Everything that black voters have fought for since the civil rights movement began goes away if Trump wins.  There is no reason for any Black voter to stay home and not vote, to vote third party, or expecially to vote for Trump.  For Trump and his MAGA base, there is no room for Latinos in their vision of America's future.  They believe all Latinos, even those who were born and raised in this country, are part of their ridiculous "replacement theory".  A Latino voter who votes for Trump, or for a third party candidate, is voting against their own interest and their own freedom.  The same goes for Asian voters, as well as any other racial or ethnic minority in America.  Voting for Trump is voting against your own freedom.  

That also applies to younger voters.  Voting third party is voting for Trump and voting for Trump is voting against all of those interests that they put at the top of their list, particularly the anti-war, anti-violence stand that most of them take.  It is voting against a woman's right to control her own health care and her own body.  It is voting against every known higher educational opportunity and career advancement ladder available.  It is voting against protecting free and fair elections.  

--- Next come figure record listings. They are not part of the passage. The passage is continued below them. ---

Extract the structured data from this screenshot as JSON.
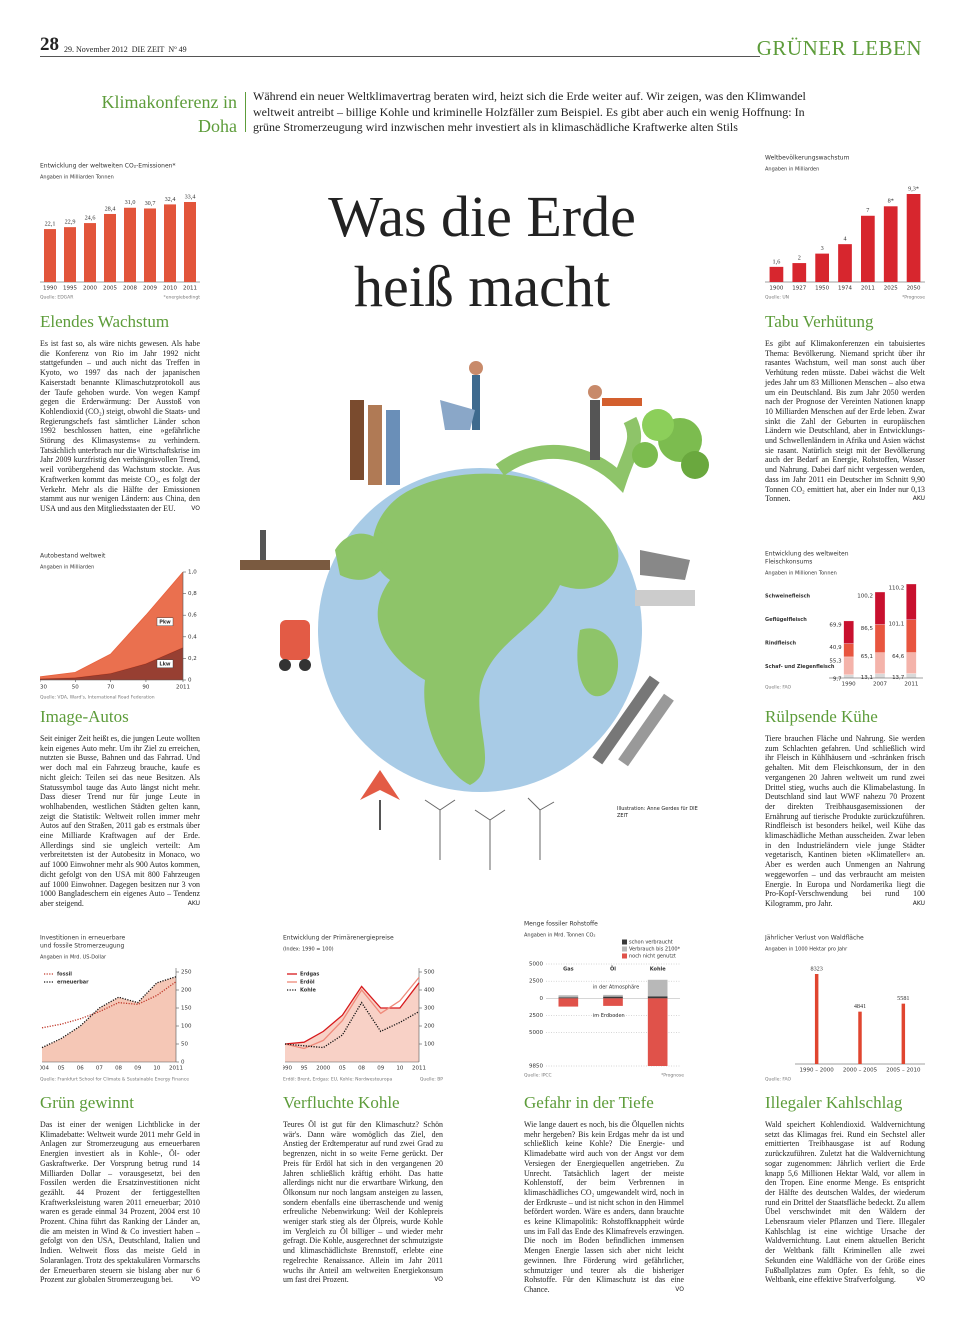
{
  "header": {
    "page": "28",
    "date": "29. November 2012",
    "paper": "DIE ZEIT",
    "issue": "Nº 49",
    "section": "GRÜNER LEBEN"
  },
  "kicker": "Klimakonferenz in Doha",
  "intro": "Während ein neuer Weltklimavertrag beraten wird, heizt sich die Erde weiter auf. Wir zeigen, was den Klimwandel weltweit antreibt – billige Kohle und kriminelle Holzfäller zum Beispiel. Es gibt aber auch ein wenig Hoffnung: In grüne Stromerzeugung wird inzwischen mehr investiert als in klimaschädliche Kraftwerke alten Stils",
  "title": [
    "Was die Erde",
    "heiß macht"
  ],
  "illustration_credit": "Illustration: Anne Gerdes für DIE ZEIT",
  "articles": [
    {
      "heading": "Elendes Wachstum",
      "text": "Es ist fast so, als wäre nichts gewesen. Als habe die Konferenz von Rio im Jahr 1992 nicht stattgefunden – und auch nicht das Treffen in Kyoto, wo 1997 das nach der japanischen Kaiserstadt benannte Klimaschutzprotokoll aus der Taufe gehoben wurde. Von wegen Kampf gegen die Erderwärmung: Der Ausstoß von Kohlendioxid (CO₂) steigt, obwohl die Staats- und Regierungschefs fast sämtlicher Länder schon 1992 beschlossen hatten, eine »gefährliche Störung des Klimasystems« zu verhindern. Tatsächlich unterbrach nur die Wirtschaftskrise im Jahr 2009 kurzfristig den verhängnisvollen Trend, weil vorübergehend das Wachstum stockte. Aus Kraftwerken kommt das meiste CO₂, es folgt der Verkehr. Mehr als die Hälfte der Emissionen stammt aus nur wenigen Ländern: aus China, den USA und aus den Mitgliedsstaaten der EU.",
      "author": "VO"
    },
    {
      "heading": "Tabu Verhütung",
      "text": "Es gibt auf Klimakonferenzen ein tabuisiertes Thema: Bevölkerung. Niemand spricht über ihr rasantes Wachstum, weil man sonst auch über Verhütung reden müsste. Dabei wächst die Welt jedes Jahr um 83 Millionen Menschen – also etwa um ein Deutschland. Bis zum Jahr 2050 werden nach der Prognose der Vereinten Nationen knapp 10 Milliarden Menschen auf der Erde leben. Zwar sinkt die Zahl der Geburten in europäischen Ländern wie Deutschland, aber in Entwicklungs- und Schwellenländern in Afrika und Asien wächst sie rasant. Natürlich steigt mit der Bevölkerung auch der Bedarf an Energie, Rohstoffen, Wasser und Nahrung. Dabei darf nicht vergessen werden, dass im Jahr 2011 ein Deutscher im Schnitt 9,90 Tonnen CO₂ emittiert hat, aber ein Inder nur 0,13 Tonnen.",
      "author": "AKU"
    },
    {
      "heading": "Image-Autos",
      "text": "Seit einiger Zeit heißt es, die jungen Leute wollten kein eigenes Auto mehr. Um ihr Ziel zu erreichen, nutzten sie Busse, Bahnen und das Fahrrad. Und wer doch mal ein Fahrzeug brauche, kaufe es nicht gleich: Teilen sei das neue Besitzen. Als Statussymbol tauge das Auto längst nicht mehr. Dass dieser Trend nur für junge Leute in wohlhabenden, westlichen Städten gelten kann, zeigt die Statistik: Weltweit rollen immer mehr Autos auf den Straßen, 2011 gab es erstmals über eine Milliarde Kraftwagen auf der Erde. Allerdings sind sie ungleich verteilt: Am verbreitetsten ist der Autobesitz in Monaco, wo auf 1000 Einwohner mehr als 900 Autos kommen, dicht gefolgt von den USA mit 800 Fahrzeugen auf 1000 Einwohner. Dagegen besitzen nur 3 von 1000 Bangladeschern ein eigenes Auto – Tendenz aber steigend.",
      "author": "AKU"
    },
    {
      "heading": "Rülpsende Kühe",
      "text": "Tiere brauchen Fläche und Nahrung. Sie werden zum Schlachten gefahren. Und schließlich wird ihr Fleisch in Kühlhäusern und -schränken frisch gehalten. Mit dem Fleischkonsum, der in den vergangenen 20 Jahren weltweit um rund zwei Drittel stieg, wuchs auch die Klimabelastung. In Deutschland sind laut WWF nahezu 70 Prozent der direkten Treibhausgasemissionen der Ernährung auf tierische Produkte zurückzuführen. Rindfleisch ist besonders heikel, weil Kühe das klimaschädliche Methan ausscheiden. Zwar leben in den Industrieländern viele junge Städter vegetarisch, Kantinen bieten »Klimateller« an. Aber es werden auch Unmengen an Nahrung weggeworfen – und das verbraucht am meisten Energie. In Europa und Nordamerika liegt die Pro-Kopf-Verschwendung bei rund 100 Kilogramm, pro Jahr.",
      "author": "AKU"
    },
    {
      "heading": "Grün gewinnt",
      "text": "Das ist einer der wenigen Lichtblicke in der Klimadebatte: Weltweit wurde 2011 mehr Geld in Anlagen zur Stromerzeugung aus erneuerbaren Energien investiert als in Kohle-, Öl- oder Gaskraftwerke. Der Vorsprung betrug rund 14 Milliarden Dollar – vorausgesetzt, bei den Fossilen werden die Ersatzinvestitionen nicht gezählt. 44 Prozent der fertiggestellten Kraftwerksleistung waren 2011 erneuerbar; 2010 waren es gerade einmal 34 Prozent, 2004 erst 10 Prozent. China führt das Ranking der Länder an, die am meisten in Wind & Co investiert haben – gefolgt von den USA, Deutschland, Italien und Indien. Weltweit floss das meiste Geld in Solaranlagen. Trotz des spektakulären Vormarschs der Erneuerbaren steuern sie bislang aber nur 6 Prozent zur globalen Stromerzeugung bei.",
      "author": "VO"
    },
    {
      "heading": "Verfluchte Kohle",
      "text": "Teures Öl ist gut für den Klimaschutz? Schön wär's. Dann wäre womöglich das Ziel, den Anstieg der Erdtemperatur auf rund zwei Grad zu begrenzen, nicht in so weite Ferne gerückt. Der Preis für Erdöl hat sich in den vergangenen 20 Jahren schließlich kräftig erhöht. Das hatte allerdings nicht nur die erwartbare Wirkung, den Ölkonsum nur noch langsam ansteigen zu lassen, sondern ebenfalls eine überraschende und wenig erfreuliche Nebenwirkung: Weil der Kohlepreis weniger stark stieg als der Ölpreis, wurde Kohle im Vergleich zu Öl billiger – und wieder mehr gefragt. Die Kohle, ausgerechnet der schmutzigste und klimaschädlichste Brennstoff, erlebte eine regelrechte Renaissance. Allein im Jahr 2011 wuchs ihr Anteil am weltweiten Energiekonsum um fast drei Prozent.",
      "author": "VO"
    },
    {
      "heading": "Gefahr in der Tiefe",
      "text": "Wie lange dauert es noch, bis die Ölquellen nichts mehr hergeben? Bis kein Erdgas mehr da ist und schließlich keine Kohle? Die Energie- und Klimadebatte wird auch von der Angst vor dem Versiegen der Energiequellen angetrieben. Zu Unrecht. Tatsächlich lagert der meiste Kohlenstoff, der beim Verbrennen in klimaschädliches CO₂ umgewandelt wird, noch in der Erdkruste – und ist nicht schon in den Himmel befördert worden. Wäre es anders, dann brauchte es keine Klimapolitik: Rohstoffknappheit würde uns im Fall das Ende des Klimafrevels erzwingen. Die noch im Boden befindlichen immensen Mengen Energie lassen sich aber nicht leicht gewinnen. Ihre Förderung wird gefährlicher, schmutziger und teurer als die bisheriger Rohstoffe. Für den Klimaschutz ist das eine Chance.",
      "author": "VO"
    },
    {
      "heading": "Illegaler Kahlschlag",
      "text": "Wald speichert Kohlendioxid. Waldvernichtung setzt das Klimagas frei. Rund ein Sechstel aller emittierten Treibhausgase ist auf Rodung zurückzuführen. Zuletzt hat die Waldvernichtung sogar zugenommen: Jährlich verliert die Erde knapp 5,6 Millionen Hektar Wald, vor allem in den Tropen. Eine enorme Menge. Es entspricht der Hälfte des deutschen Waldes, der wiederum rund ein Drittel der Staatsfläche bedeckt. Zu allem Übel verschwindet mit den Wäldern der Lebensraum vieler Pflanzen und Tiere. Illegaler Kahlschlag ist eine wichtige Ursache der Waldvernichtung. Laut einem aktuellen Bericht der Weltbank fällt Kriminellen alle zwei Sekunden eine Waldfläche von der Größe eines Fußballplatzes zum Opfer. Es fehlt, so die Weltbank, eine effektive Strafverfolgung.",
      "author": "VO"
    }
  ],
  "chart_data": [
    {
      "type": "bar",
      "title": "Entwicklung der weltweiten CO₂-Emissionen*",
      "subtitle": "Angaben in Milliarden Tonnen",
      "categories": [
        "1990",
        "1995",
        "2000",
        "2005",
        "2008",
        "2009",
        "2010",
        "2011"
      ],
      "values": [
        22.1,
        22.9,
        24.6,
        28.4,
        31.0,
        30.7,
        32.4,
        33.4
      ],
      "value_labels": [
        "22,1",
        "22,9",
        "24,6",
        "28,4",
        "31,0",
        "30,7",
        "32,4",
        "33,4"
      ],
      "color": "#e2553b",
      "source": "Quelle: EDGAR",
      "note": "*energiebedingt"
    },
    {
      "type": "bar",
      "title": "Weltbevölkerungswachstum",
      "subtitle": "Angaben in Milliarden",
      "categories": [
        "1900",
        "1927",
        "1950",
        "1974",
        "2011",
        "2025",
        "2050"
      ],
      "values": [
        1.6,
        2,
        3,
        4,
        7,
        8,
        9.3
      ],
      "value_labels": [
        "1,6",
        "2",
        "3",
        "4",
        "7",
        "8*",
        "9,3*"
      ],
      "color": "#d7262e",
      "source": "Quelle: UN",
      "note": "*Prognose"
    },
    {
      "type": "area",
      "title": "Autobestand weltweit",
      "subtitle": "Angaben in Milliarden",
      "x": [
        1930,
        1950,
        1970,
        1990,
        2011
      ],
      "series": [
        {
          "name": "Lkw",
          "color": "#8c2a1c",
          "values": [
            0.01,
            0.02,
            0.06,
            0.15,
            0.3
          ]
        },
        {
          "name": "Pkw",
          "color": "#e8603c",
          "values": [
            0.02,
            0.05,
            0.18,
            0.45,
            0.7
          ]
        }
      ],
      "xlim": [
        1930,
        2011
      ],
      "xticks": [
        1930,
        {
          "value": 1950,
          "label": "50"
        },
        {
          "value": 1970,
          "label": "70"
        },
        {
          "value": 1990,
          "label": "90"
        },
        2011
      ],
      "ylim": [
        0,
        1
      ],
      "yticks": [
        0,
        {
          "value": 0.2,
          "label": "0,2"
        },
        {
          "value": 0.4,
          "label": "0,4"
        },
        {
          "value": 0.6,
          "label": "0,6"
        },
        {
          "value": 0.8,
          "label": "0,8"
        },
        {
          "value": 1,
          "label": "1,0"
        }
      ],
      "source": "Quelle: VDA, Ward's, International Road Federation"
    },
    {
      "type": "line",
      "title": [
        "Investitionen in erneuerbare",
        "und fossile Stromerzeugung"
      ],
      "subtitle": "Angaben in Mrd. US-Dollar",
      "categories": [
        "2004",
        "05",
        "06",
        "07",
        "08",
        "09",
        "10",
        "2011"
      ],
      "series": [
        {
          "name": "fossil",
          "color": "#c0392b",
          "style": "dotted",
          "values": [
            95,
            105,
            120,
            140,
            165,
            160,
            185,
            223
          ]
        },
        {
          "name": "erneuerbar",
          "color": "#111111",
          "style": "dotted",
          "fill": "#f3b9a4",
          "values": [
            40,
            65,
            100,
            150,
            180,
            165,
            220,
            237
          ]
        }
      ],
      "ylim": [
        0,
        250
      ],
      "yticks": [
        0,
        50,
        100,
        150,
        200,
        250
      ],
      "source": "Quelle: Frankfurt School for Climate & Sustainable Energy Finance"
    },
    {
      "type": "line",
      "title": "Entwicklung der Primärenergiepreise",
      "subtitle": "(Index: 1990 = 100)",
      "categories": [
        "1990",
        "95",
        "2000",
        "05",
        "08",
        "09",
        "10",
        "2011"
      ],
      "series": [
        {
          "name": "Erdgas",
          "color": "#d7191c",
          "style": "solid",
          "fill": "#f6c6b8",
          "values": [
            100,
            110,
            170,
            260,
            420,
            300,
            300,
            440
          ]
        },
        {
          "name": "Erdöl",
          "color": "#ef8a7a",
          "style": "solid",
          "values": [
            100,
            75,
            120,
            230,
            400,
            270,
            340,
            470
          ]
        },
        {
          "name": "Kohle",
          "color": "#111111",
          "style": "dotted",
          "values": [
            100,
            90,
            80,
            150,
            330,
            170,
            220,
            280
          ]
        }
      ],
      "ylim": [
        0,
        500
      ],
      "yticks": [
        100,
        200,
        300,
        400,
        500
      ],
      "source": "Erdöl: Brent, Erdgas: EU, Kohle: Nordwesteuropa",
      "note": "Quelle: BP"
    },
    {
      "type": "diverging",
      "title": "Menge fossiler Rohstoffe",
      "subtitle": "Angaben in Mrd. Tonnen CO₂",
      "categories": [
        "Gas",
        "Öl",
        "Kohle"
      ],
      "series": [
        {
          "name": "schon verbraucht",
          "color": "#3a3a3a",
          "values": [
            150,
            250,
            300
          ]
        },
        {
          "name": "Verbrauch bis 2100*",
          "color": "#b8b8b8",
          "values": [
            300,
            250,
            2400
          ]
        },
        {
          "name": "noch nicht genutzt",
          "color": "#e0524a",
          "values": [
            -1200,
            -1100,
            -9850
          ]
        }
      ],
      "ylim": [
        -9850,
        5000
      ],
      "yticks": [
        5000,
        2500,
        0,
        {
          "value": -2500,
          "label": "2500"
        },
        {
          "value": -5000,
          "label": "5000"
        },
        {
          "value": -9850,
          "label": "9850"
        }
      ],
      "annotations": [
        "in der Atmosphäre",
        "im Erdboden"
      ],
      "source": "Quelle: IPCC",
      "note": "*Prognose"
    },
    {
      "type": "stacked",
      "title": [
        "Entwicklung des weltweiten",
        "Fleischkonsums"
      ],
      "subtitle": "Angaben in Millionen Tonnen",
      "categories": [
        "1990",
        "2007",
        "2011"
      ],
      "series": [
        {
          "name": "Schweinefleisch",
          "color": "#c8102e",
          "values": [
            69.9,
            100.2,
            110.2
          ],
          "value_labels": [
            "69,9",
            "100,2",
            "110,2"
          ]
        },
        {
          "name": "Geflügelfleisch",
          "color": "#e8553f",
          "values": [
            40.9,
            86.5,
            101.1
          ],
          "value_labels": [
            "40,9",
            "86,5",
            "101,1"
          ]
        },
        {
          "name": "Rindfleisch",
          "color": "#f4b3aa",
          "values": [
            55.3,
            65.1,
            64.6
          ],
          "value_labels": [
            "55,3",
            "65,1",
            "64,6"
          ]
        },
        {
          "name": "Schaf- und Ziegenfleisch",
          "color": "#d9d9d9",
          "values": [
            9.7,
            13.1,
            13.7
          ],
          "value_labels": [
            "9,7",
            "13,1",
            "13,7"
          ]
        }
      ],
      "source": "Quelle: FAO"
    },
    {
      "type": "bar",
      "title": "Jährlicher Verlust von Waldfläche",
      "subtitle": "Angaben in 1000 Hektar pro Jahr",
      "categories": [
        "1990 – 2000",
        "2000 – 2005",
        "2005 – 2010"
      ],
      "values": [
        8323,
        4841,
        5581
      ],
      "color": "#e0452f",
      "source": "Quelle: FAO"
    }
  ]
}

If conservatives want to play on the field with a "winner take all" attitude, then Democrats have to be the winners, and we have to be committed to take it all when we win.  This election has to send a clear message, which means that Biden needs a second term and the Democrats need a big enough majority in Congress to put things in place that eliminate the possibility of our rights being taken away by a right wing, conservative, Christian nationalist dictatorship.  And if that's not what the younger voters in this country want, then they need to be told, in no uncertain terms, that's what they're going to get if they don't show up in November, and support President Biden.  

Failing to vote, voting third party, or voting for Trump is voting against America and the freedoms guaranteed by the Constitution.